If our sport really is 90% mental as some have claimed, this is something to consider. In a digital age when anyone can send messages to Olympic athletes via Twitter – and some athletes read these messages during competitions – is it really beneficial? Is it a distraction?
When I first heard about what Australia was doing, I said, “That’s ridiculous. How can they be so authoritative?” But I realized that I fall into a similar category of the distracted: Instead of buckling down and working on that novel at night, I’m checking Twitter. Instead of having dinner conversations, sometimes, I’m checking e-mail. It’s a distraction. It affects your interactions with each other.
As a college swimmer, during competitions it was our duty to stand up and cheer for each other. When a relay was about to swim, it was our duty to look at each other in the eyes and say, “You’re going to do this, you’re going to win.” It was our responsibility to be involved in the moment of competition, to lift each other up with our spirit and cheering and companionship.
Anyone who has been on a team knows there’s more to performance than diving into the water and swimming. There’s momentum. There’s atmosphere. When you sit in the stands, you want to be engaged with your team. It’s difficult to do that when you’re posting photographs of each other, sifting through your responses, constantly looking at your phone.
I’ll use one more anecdote: In college, we used to go through training camps. These camps were oftentimes held in remote parts of the world. We traveled to Hawaii and Argentina -- places where there was no cell phone service and where, sometimes, locals couldn’t even speak English.
These were times we bonded most. These were times we came together. We were forced to because of that isolated environment. We practiced better because we were not in constant communication with the outside world. We bonded together as a team, we trained as a team, and we encouraged each other as a team. We existed within a bubble of a positive atmosphere and encouragement, and to this day, those camps were some of the best team-like atmospheres of which I’ve ever been part.
At a major competition, you want that cohesiveness.
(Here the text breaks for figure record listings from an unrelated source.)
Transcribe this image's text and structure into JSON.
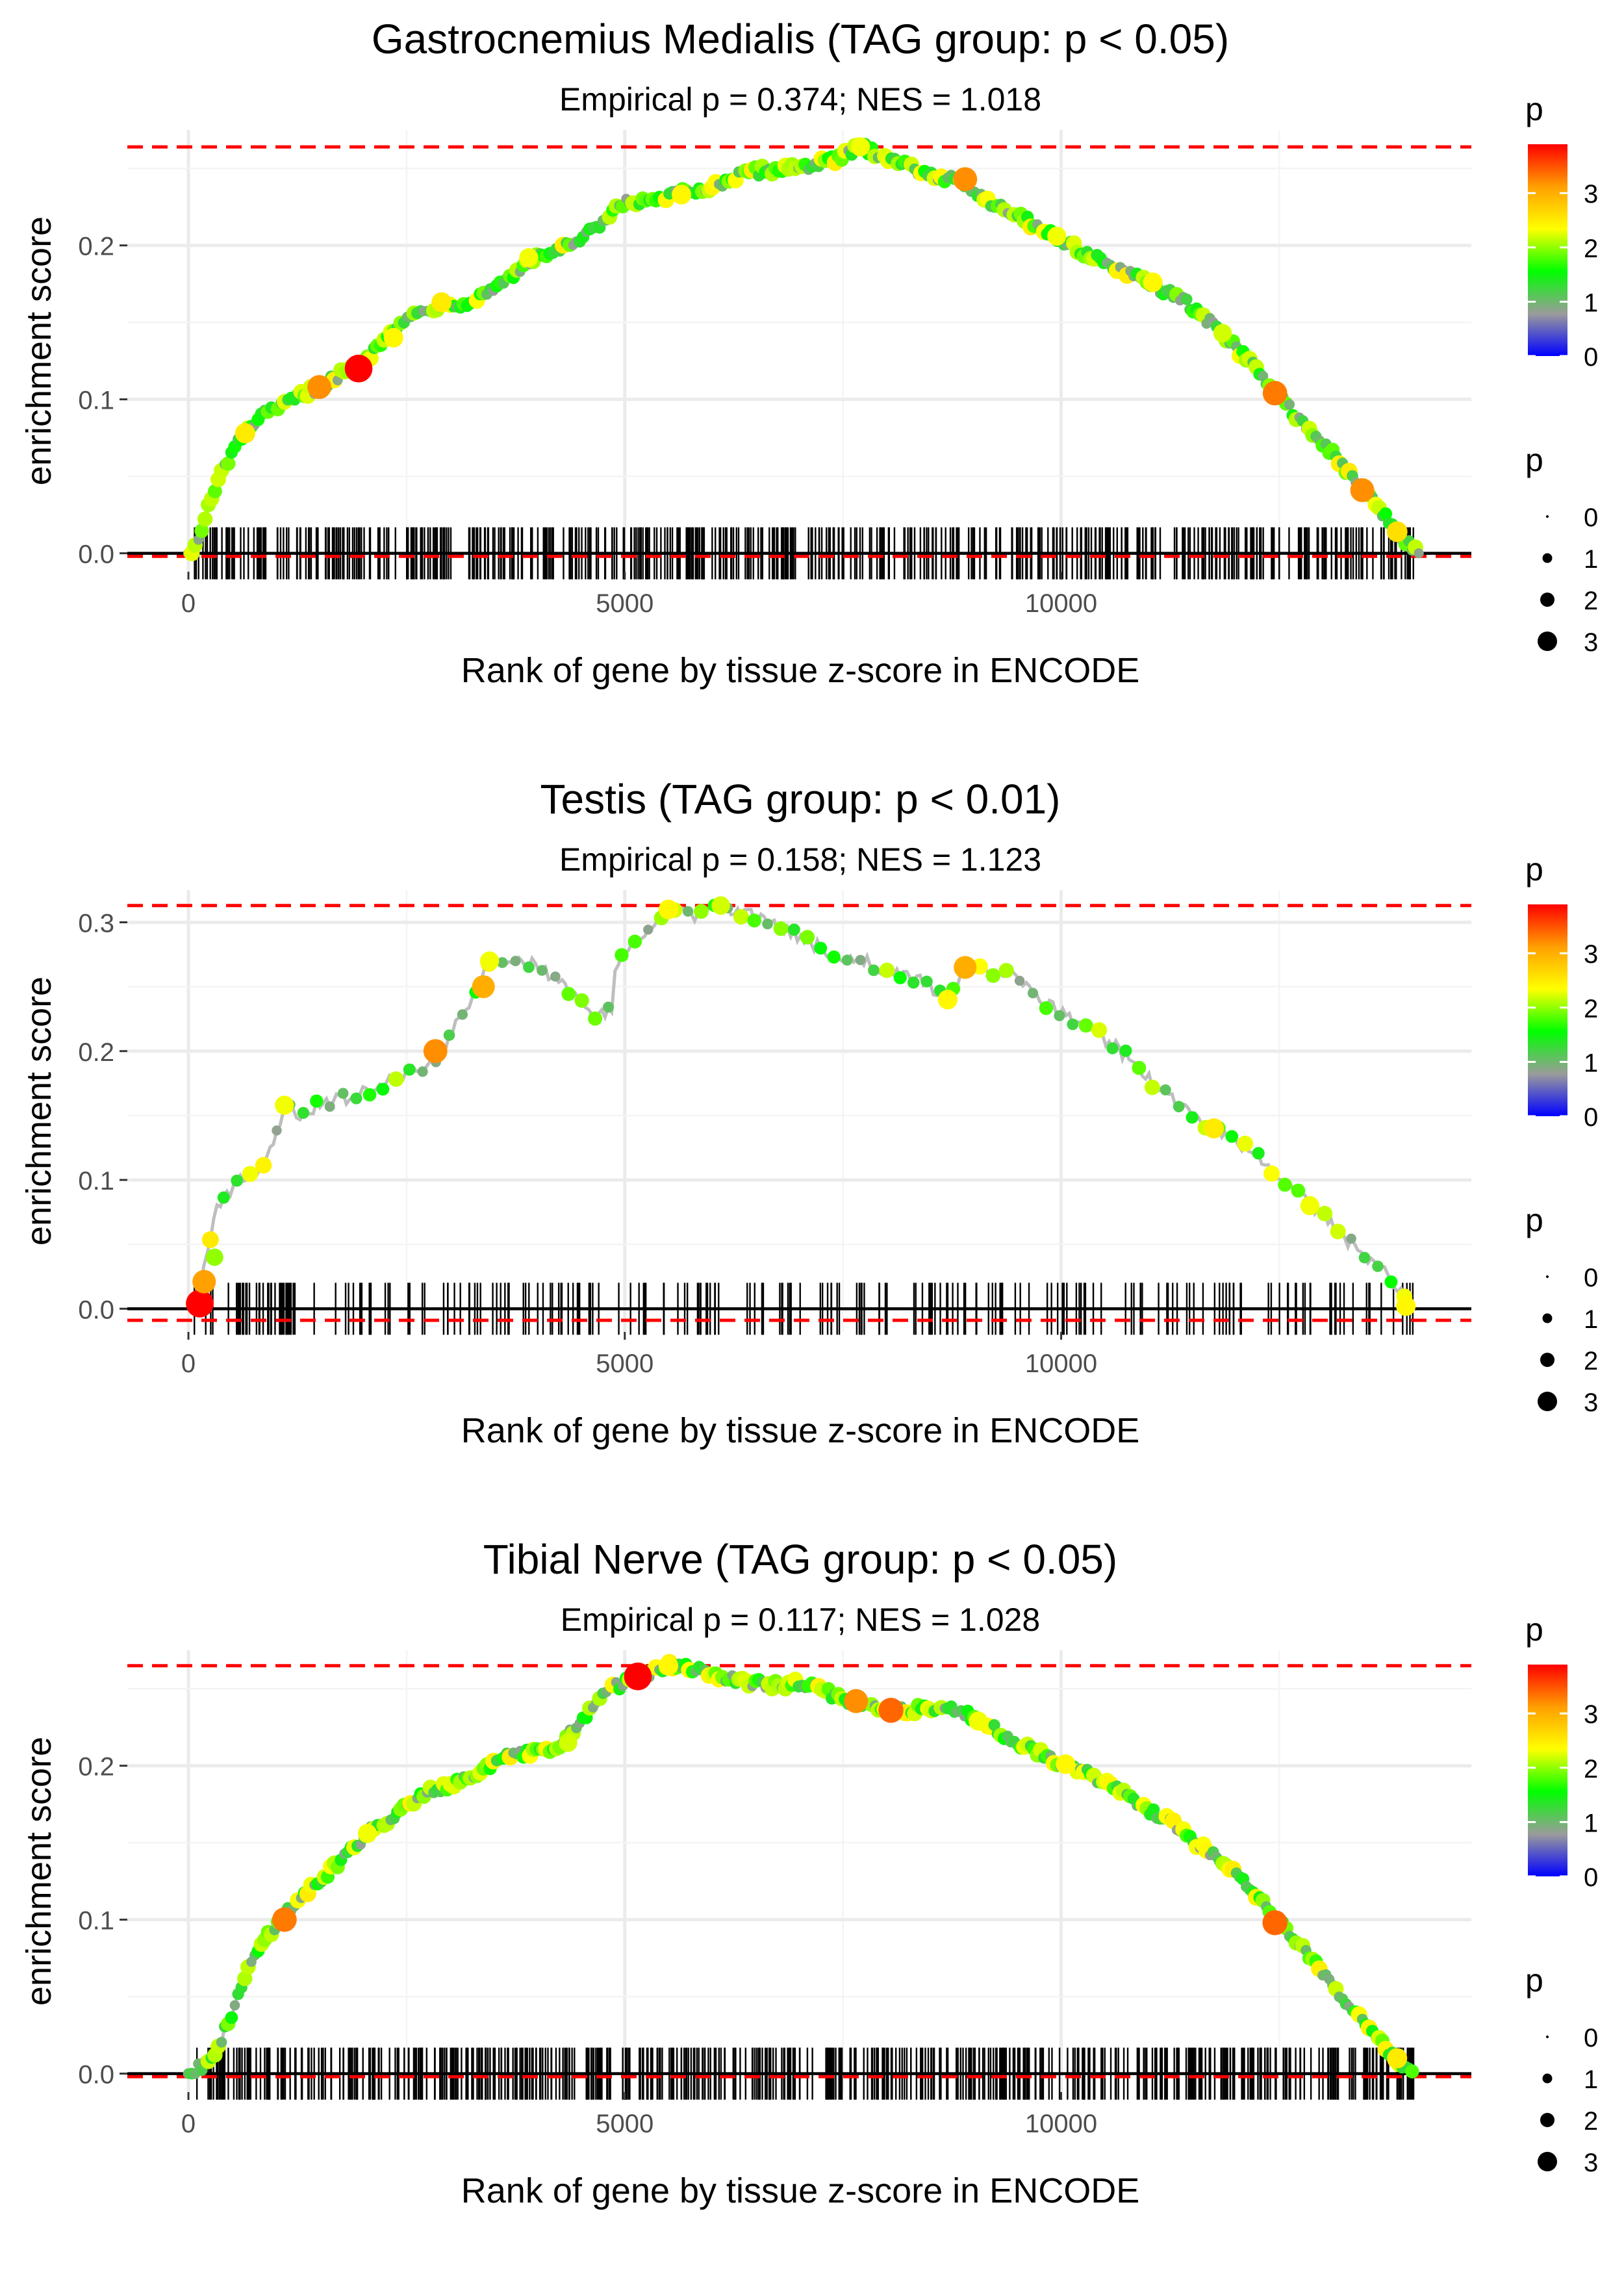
{
  "chart_data": [
    {
      "type": "line",
      "title": "Gastrocnemius Medialis (TAG group: p < 0.05)",
      "subtitle": "Empirical p = 0.374; NES = 1.018",
      "xlabel": "Rank of gene by tissue z-score in ENCODE",
      "ylabel": "enrichment score",
      "xlim": [
        -700,
        14700
      ],
      "ylim": [
        -0.012,
        0.275
      ],
      "xticks": [
        {
          "value": 0,
          "label": "0"
        },
        {
          "value": 5000,
          "label": "5000"
        },
        {
          "value": 10000,
          "label": "10000"
        }
      ],
      "yticks": [
        {
          "value": 0.0,
          "label": "0.0"
        },
        {
          "value": 0.1,
          "label": "0.1"
        },
        {
          "value": 0.2,
          "label": "0.2"
        }
      ],
      "max_es": 0.264,
      "min_es": -0.002,
      "hit_count": 520,
      "hit_range": [
        60,
        14050
      ],
      "seed": 7,
      "curve": [
        [
          0,
          0
        ],
        [
          100,
          0.005
        ],
        [
          200,
          0.025
        ],
        [
          400,
          0.055
        ],
        [
          600,
          0.075
        ],
        [
          800,
          0.088
        ],
        [
          1000,
          0.093
        ],
        [
          1200,
          0.1
        ],
        [
          1500,
          0.108
        ],
        [
          1800,
          0.118
        ],
        [
          2000,
          0.123
        ],
        [
          2300,
          0.145
        ],
        [
          2600,
          0.155
        ],
        [
          2900,
          0.162
        ],
        [
          3200,
          0.163
        ],
        [
          3500,
          0.172
        ],
        [
          3800,
          0.185
        ],
        [
          4100,
          0.195
        ],
        [
          4400,
          0.2
        ],
        [
          4700,
          0.212
        ],
        [
          5000,
          0.228
        ],
        [
          5300,
          0.228
        ],
        [
          5600,
          0.233
        ],
        [
          5900,
          0.236
        ],
        [
          6200,
          0.243
        ],
        [
          6500,
          0.248
        ],
        [
          6800,
          0.25
        ],
        [
          7100,
          0.252
        ],
        [
          7400,
          0.255
        ],
        [
          7700,
          0.264
        ],
        [
          8000,
          0.258
        ],
        [
          8300,
          0.25
        ],
        [
          8600,
          0.245
        ],
        [
          8900,
          0.24
        ],
        [
          9200,
          0.228
        ],
        [
          9500,
          0.22
        ],
        [
          9800,
          0.21
        ],
        [
          10100,
          0.2
        ],
        [
          10400,
          0.192
        ],
        [
          10700,
          0.183
        ],
        [
          11000,
          0.175
        ],
        [
          11300,
          0.168
        ],
        [
          11600,
          0.155
        ],
        [
          11900,
          0.14
        ],
        [
          12200,
          0.122
        ],
        [
          12500,
          0.102
        ],
        [
          12800,
          0.083
        ],
        [
          13100,
          0.065
        ],
        [
          13400,
          0.045
        ],
        [
          13700,
          0.025
        ],
        [
          13950,
          0.008
        ],
        [
          14100,
          0.0
        ]
      ],
      "highlights": [
        [
          1950,
          0.12,
          3.9
        ],
        [
          1500,
          0.108,
          3.2
        ],
        [
          8900,
          0.243,
          3.2
        ],
        [
          12450,
          0.104,
          3.3
        ],
        [
          13450,
          0.041,
          3.2
        ],
        [
          2350,
          0.14,
          2.4
        ],
        [
          2900,
          0.163,
          2.5
        ],
        [
          5650,
          0.233,
          2.4
        ],
        [
          9950,
          0.206,
          2.3
        ],
        [
          11050,
          0.176,
          2.4
        ],
        [
          650,
          0.078,
          2.5
        ],
        [
          3900,
          0.192,
          2.3
        ],
        [
          7700,
          0.264,
          2.3
        ],
        [
          11850,
          0.143,
          2.2
        ],
        [
          13850,
          0.014,
          2.6
        ]
      ],
      "color_scale": {
        "title": "p",
        "ticks": [
          0,
          1,
          2,
          3
        ],
        "stops": [
          "#0000ff",
          "#9b9b9b",
          "#00ff00",
          "#ffff00",
          "#ff9f00",
          "#ff0000"
        ],
        "max": 3.9
      },
      "size_legend": {
        "title": "p",
        "labels": [
          "0",
          "1",
          "2",
          "3"
        ]
      },
      "line_color": "#bebebe",
      "reference_color": "#ff0000",
      "hit_color": "#000000"
    },
    {
      "type": "line",
      "title": "Testis (TAG group: p < 0.01)",
      "subtitle": "Empirical p = 0.158; NES = 1.123",
      "xlabel": "Rank of gene by tissue z-score in ENCODE",
      "ylabel": "enrichment score",
      "xlim": [
        -700,
        14700
      ],
      "ylim": [
        -0.018,
        0.325
      ],
      "xticks": [
        {
          "value": 0,
          "label": "0"
        },
        {
          "value": 5000,
          "label": "5000"
        },
        {
          "value": 10000,
          "label": "10000"
        }
      ],
      "yticks": [
        {
          "value": 0.0,
          "label": "0.0"
        },
        {
          "value": 0.1,
          "label": "0.1"
        },
        {
          "value": 0.2,
          "label": "0.2"
        },
        {
          "value": 0.3,
          "label": "0.3"
        }
      ],
      "max_es": 0.313,
      "min_es": -0.009,
      "hit_count": 240,
      "hit_range": [
        60,
        14050
      ],
      "seed": 23,
      "curve": [
        [
          100,
          0.003
        ],
        [
          200,
          0.04
        ],
        [
          300,
          0.075
        ],
        [
          450,
          0.09
        ],
        [
          600,
          0.1
        ],
        [
          800,
          0.105
        ],
        [
          1000,
          0.135
        ],
        [
          1100,
          0.158
        ],
        [
          1300,
          0.148
        ],
        [
          1500,
          0.16
        ],
        [
          1800,
          0.163
        ],
        [
          2100,
          0.17
        ],
        [
          2400,
          0.18
        ],
        [
          2700,
          0.188
        ],
        [
          2900,
          0.2
        ],
        [
          3100,
          0.225
        ],
        [
          3300,
          0.248
        ],
        [
          3450,
          0.27
        ],
        [
          4000,
          0.268
        ],
        [
          4600,
          0.232
        ],
        [
          4700,
          0.228
        ],
        [
          4850,
          0.232
        ],
        [
          4900,
          0.27
        ],
        [
          5100,
          0.28
        ],
        [
          5300,
          0.295
        ],
        [
          5500,
          0.31
        ],
        [
          5800,
          0.305
        ],
        [
          6100,
          0.313
        ],
        [
          6500,
          0.305
        ],
        [
          6900,
          0.292
        ],
        [
          7400,
          0.275
        ],
        [
          7700,
          0.272
        ],
        [
          8000,
          0.262
        ],
        [
          8400,
          0.255
        ],
        [
          8700,
          0.24
        ],
        [
          8900,
          0.265
        ],
        [
          9200,
          0.262
        ],
        [
          9500,
          0.258
        ],
        [
          9800,
          0.238
        ],
        [
          10200,
          0.222
        ],
        [
          10600,
          0.205
        ],
        [
          11100,
          0.172
        ],
        [
          11500,
          0.15
        ],
        [
          11800,
          0.138
        ],
        [
          12200,
          0.12
        ],
        [
          12600,
          0.098
        ],
        [
          13000,
          0.072
        ],
        [
          13400,
          0.045
        ],
        [
          13700,
          0.03
        ],
        [
          14000,
          0.002
        ]
      ],
      "highlights": [
        [
          130,
          0.004,
          3.9
        ],
        [
          180,
          0.021,
          3.1
        ],
        [
          300,
          0.04,
          2.0
        ],
        [
          1100,
          0.158,
          2.3
        ],
        [
          2830,
          0.2,
          3.2
        ],
        [
          3380,
          0.25,
          3.0
        ],
        [
          3450,
          0.27,
          2.3
        ],
        [
          5500,
          0.31,
          2.4
        ],
        [
          6100,
          0.313,
          2.2
        ],
        [
          8900,
          0.265,
          3.0
        ],
        [
          8700,
          0.24,
          2.4
        ],
        [
          11750,
          0.14,
          2.5
        ],
        [
          12850,
          0.08,
          2.3
        ],
        [
          13950,
          0.002,
          2.4
        ]
      ],
      "color_scale": {
        "title": "p",
        "ticks": [
          0,
          1,
          2,
          3
        ],
        "stops": [
          "#0000ff",
          "#9b9b9b",
          "#00ff00",
          "#ffff00",
          "#ff9f00",
          "#ff0000"
        ],
        "max": 3.9
      },
      "size_legend": {
        "title": "p",
        "labels": [
          "0",
          "1",
          "2",
          "3"
        ]
      },
      "line_color": "#bebebe",
      "reference_color": "#ff0000",
      "hit_color": "#000000"
    },
    {
      "type": "line",
      "title": "Tibial Nerve (TAG group: p < 0.05)",
      "subtitle": "Empirical p = 0.117; NES = 1.028",
      "xlabel": "Rank of gene by tissue z-score in ENCODE",
      "ylabel": "enrichment score",
      "xlim": [
        -700,
        14700
      ],
      "ylim": [
        -0.012,
        0.275
      ],
      "xticks": [
        {
          "value": 0,
          "label": "0"
        },
        {
          "value": 5000,
          "label": "5000"
        },
        {
          "value": 10000,
          "label": "10000"
        }
      ],
      "yticks": [
        {
          "value": 0.0,
          "label": "0.0"
        },
        {
          "value": 0.1,
          "label": "0.1"
        },
        {
          "value": 0.2,
          "label": "0.2"
        }
      ],
      "max_es": 0.265,
      "min_es": -0.002,
      "hit_count": 560,
      "hit_range": [
        60,
        14050
      ],
      "seed": 41,
      "curve": [
        [
          0,
          0
        ],
        [
          300,
          0.01
        ],
        [
          500,
          0.04
        ],
        [
          700,
          0.07
        ],
        [
          900,
          0.09
        ],
        [
          1200,
          0.11
        ],
        [
          1500,
          0.125
        ],
        [
          1800,
          0.142
        ],
        [
          2100,
          0.158
        ],
        [
          2400,
          0.17
        ],
        [
          2700,
          0.183
        ],
        [
          3000,
          0.188
        ],
        [
          3300,
          0.195
        ],
        [
          3600,
          0.205
        ],
        [
          3900,
          0.208
        ],
        [
          4200,
          0.21
        ],
        [
          4500,
          0.23
        ],
        [
          4800,
          0.248
        ],
        [
          5100,
          0.258
        ],
        [
          5300,
          0.26
        ],
        [
          5500,
          0.265
        ],
        [
          5800,
          0.262
        ],
        [
          6100,
          0.258
        ],
        [
          6400,
          0.255
        ],
        [
          6700,
          0.252
        ],
        [
          7000,
          0.254
        ],
        [
          7300,
          0.248
        ],
        [
          7600,
          0.242
        ],
        [
          7900,
          0.238
        ],
        [
          8200,
          0.236
        ],
        [
          8500,
          0.238
        ],
        [
          8800,
          0.236
        ],
        [
          9100,
          0.228
        ],
        [
          9400,
          0.218
        ],
        [
          9700,
          0.21
        ],
        [
          10000,
          0.202
        ],
        [
          10300,
          0.195
        ],
        [
          10600,
          0.185
        ],
        [
          10900,
          0.175
        ],
        [
          11200,
          0.165
        ],
        [
          11500,
          0.152
        ],
        [
          11800,
          0.14
        ],
        [
          12100,
          0.125
        ],
        [
          12400,
          0.105
        ],
        [
          12700,
          0.085
        ],
        [
          13000,
          0.065
        ],
        [
          13300,
          0.045
        ],
        [
          13600,
          0.025
        ],
        [
          13900,
          0.005
        ],
        [
          14050,
          0.0
        ]
      ],
      "highlights": [
        [
          5150,
          0.258,
          3.9
        ],
        [
          1100,
          0.1,
          3.3
        ],
        [
          7650,
          0.242,
          3.2
        ],
        [
          8050,
          0.236,
          3.4
        ],
        [
          12450,
          0.098,
          3.4
        ],
        [
          5500,
          0.265,
          2.4
        ],
        [
          4350,
          0.215,
          2.2
        ],
        [
          9050,
          0.229,
          2.3
        ],
        [
          10050,
          0.201,
          2.4
        ],
        [
          13850,
          0.01,
          2.5
        ],
        [
          2050,
          0.156,
          2.3
        ]
      ],
      "color_scale": {
        "title": "p",
        "ticks": [
          0,
          1,
          2,
          3
        ],
        "stops": [
          "#0000ff",
          "#9b9b9b",
          "#00ff00",
          "#ffff00",
          "#ff9f00",
          "#ff0000"
        ],
        "max": 3.9
      },
      "size_legend": {
        "title": "p",
        "labels": [
          "0",
          "1",
          "2",
          "3"
        ]
      },
      "line_color": "#bebebe",
      "reference_color": "#ff0000",
      "hit_color": "#000000"
    }
  ]
}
You want people’s minds on the moment – not on how many Twitter followers they’re acquiring. While it would be a devastating blow to swimming fans – myself included -- if the USA enacted a similar social media ban, I would understand it. (But that doesn’t mean they are even considering it.) Personally, I’d rather have our swim team win Olympic gold than saying things afterwards like they couldn’t get their heads into the race because of social media. Before competitions, and after competitions, I love social media. It’s a great way to connect to fans, to each other, to the world. But social media during actual competitions?
Whether or not an in-competition “ban” is necessary is certainly debatable. But you can tell what people are interested in by what they are looking at. And I’d believe that there is more to the Olympic Games than whatever’s happening on a cell phone.